You must be the change that you wish to see in the world. - Ghandi

Family Time

I must tell you of a wonderful experience that I shared recently with my youngest son. Several of his teammates decided to join us after basketball practice for lunch at a nearby restaurant.

To break the ice, I thought it would be interesting if we shared how we spent the holidays. One young man eagerly jumped in. He told me that his father was one of 13 children. Most siblings were living, a good number had settled in the United States, and several resided in California. The family originated from Jamaica. He began to laugh as he recalled some of the antics that had taken place between himself and his cousins, including a bit of mischief and an occasional prank, sandwiched between love and acceptance.
It was obvious that he came from a close family. I could see the pride on his face and a fun-loving twinkle in his eyes as he recalled past Easter get-togethers. I could only begin to imagine how that household might have appeared: bushels of cousins, aunts, uncles, brothers, sisters, all reunited to share good times perpetuated over the generations.
I started to think about the qualities that compose a successful family. But then, I had to stop and rethink of what really constitutes a family. Today, families come in a variety of shapes and sizes. Some people still hang on to the belief that there is only one kind: mom, dad, 2.5 children, a dog and an SUV.

The reality, of course, is that the “American Family,” a la “Ozzie and Harriet,” “Leave It To Beaver,” and “Father Knows Best,” has given way to “The Brady Bunch,” “Full House,” “Two and a Half Men,” “The Simpsons, mixed in with a bit of “The Osbornes” and “Kardashians.” There is no such thing as a typical American family these days. Yes, the nuclear family of a stay-at-home mom, employed father and their own biological children still exists. However, what has now become typical are: the stepfamily, two-paycheck family, blended family, extended family, adoptive family, single-parent family, foster family, gay and lesbian family and perhaps others that have yet to be labeled. Each family type offers something special.
There is no “right” type of family, and there is no such thing as the perfect family. Why? For one thing, we are all different. What might be considered perfect by one may be another’s nightmare. Each family has its own set of problems, and some problems that will never go away, and yet they only serve to make us stronger and allow for individual growth.

What are the traits of a healthy family? A good place to begin is with mutual respect. Respect does not come with the title of “parent.” We earn this respect through our actions and examples. Talking a good talk is ineffective if we do not practice what we preach.

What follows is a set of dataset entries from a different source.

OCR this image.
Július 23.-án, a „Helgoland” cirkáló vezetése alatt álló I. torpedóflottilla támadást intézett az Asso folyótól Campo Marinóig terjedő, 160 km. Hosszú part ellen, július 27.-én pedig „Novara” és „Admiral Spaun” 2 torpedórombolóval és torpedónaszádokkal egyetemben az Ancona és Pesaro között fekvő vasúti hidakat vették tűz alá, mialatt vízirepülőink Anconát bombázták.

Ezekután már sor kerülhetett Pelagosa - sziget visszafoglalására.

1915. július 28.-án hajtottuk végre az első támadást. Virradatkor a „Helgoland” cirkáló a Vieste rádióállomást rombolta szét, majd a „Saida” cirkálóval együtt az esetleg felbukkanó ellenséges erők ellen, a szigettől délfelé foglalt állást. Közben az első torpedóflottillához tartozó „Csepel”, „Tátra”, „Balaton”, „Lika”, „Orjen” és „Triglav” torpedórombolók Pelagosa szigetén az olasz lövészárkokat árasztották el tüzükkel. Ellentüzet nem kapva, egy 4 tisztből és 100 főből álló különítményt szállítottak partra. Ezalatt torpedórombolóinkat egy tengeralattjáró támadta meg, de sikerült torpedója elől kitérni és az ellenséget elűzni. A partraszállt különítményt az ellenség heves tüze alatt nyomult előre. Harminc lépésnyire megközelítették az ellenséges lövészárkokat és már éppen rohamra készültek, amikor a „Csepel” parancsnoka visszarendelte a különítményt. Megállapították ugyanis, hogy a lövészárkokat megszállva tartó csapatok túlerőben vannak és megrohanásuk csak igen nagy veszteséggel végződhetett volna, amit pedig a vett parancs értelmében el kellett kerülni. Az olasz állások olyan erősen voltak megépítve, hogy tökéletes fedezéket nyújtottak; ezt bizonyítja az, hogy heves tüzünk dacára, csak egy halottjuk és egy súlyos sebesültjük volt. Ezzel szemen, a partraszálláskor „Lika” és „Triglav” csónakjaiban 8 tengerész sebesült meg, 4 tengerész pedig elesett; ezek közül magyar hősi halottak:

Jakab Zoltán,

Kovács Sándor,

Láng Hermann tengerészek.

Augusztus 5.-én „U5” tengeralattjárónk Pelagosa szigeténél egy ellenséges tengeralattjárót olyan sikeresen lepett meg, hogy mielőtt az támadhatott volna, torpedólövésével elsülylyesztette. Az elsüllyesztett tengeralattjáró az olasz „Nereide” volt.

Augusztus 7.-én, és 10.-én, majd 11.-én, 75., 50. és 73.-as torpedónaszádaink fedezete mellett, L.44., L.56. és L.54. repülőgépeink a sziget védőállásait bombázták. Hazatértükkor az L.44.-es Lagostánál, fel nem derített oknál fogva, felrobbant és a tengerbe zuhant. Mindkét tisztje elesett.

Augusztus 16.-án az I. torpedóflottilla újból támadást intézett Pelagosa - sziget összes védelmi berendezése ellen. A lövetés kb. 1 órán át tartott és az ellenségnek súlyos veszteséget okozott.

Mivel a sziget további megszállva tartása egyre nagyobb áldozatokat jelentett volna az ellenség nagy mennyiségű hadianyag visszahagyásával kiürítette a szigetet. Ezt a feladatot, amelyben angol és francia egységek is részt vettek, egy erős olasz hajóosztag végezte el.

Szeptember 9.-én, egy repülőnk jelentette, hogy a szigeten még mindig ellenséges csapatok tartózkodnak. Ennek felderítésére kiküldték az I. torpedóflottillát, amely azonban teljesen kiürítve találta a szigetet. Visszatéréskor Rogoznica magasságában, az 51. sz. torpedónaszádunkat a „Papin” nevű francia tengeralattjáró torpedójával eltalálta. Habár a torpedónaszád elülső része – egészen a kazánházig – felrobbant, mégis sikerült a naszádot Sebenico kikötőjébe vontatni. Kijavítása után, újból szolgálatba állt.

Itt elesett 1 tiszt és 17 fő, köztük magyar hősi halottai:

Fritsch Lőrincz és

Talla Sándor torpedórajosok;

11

It is important to realize and accept that our children have feelings, wants, and needs. Family rules with reasonable limits, established and managed with consistency and structure, are important elements. Of course, both parents must be on the same page to effectively parent. In other words, if one parent does not allow gum chewing in the home, it is not alright for the other to allow the children to do so. Encouragement, praise and freedom to express feelings also help. While nourishment is important; human kindness, compassion, love, admiration, consideration and respect all contribute to a comfortable, healthy family, no matter the shape or size.

This year, begin a new tradition in your household. Try to eat at least several meals together. While you are all seated, let one person begin by complimenting each family member, and then conclude by saying something positive about him or her self. In the Freedman household, we passed the salt shaker. The person with the salt shaker spoke while the others listened. Then the salt shaker was passed to the next seated person. Each family member took a turn. I truly believe that this was the only time when there was complete and utter silence at the table, as each person wanted to listen closely to what the others had to say. Just this simple exercise will go a long way in fostering love and closeness. Try it and let me know of your results. As the saying goes, “It works if you work it.”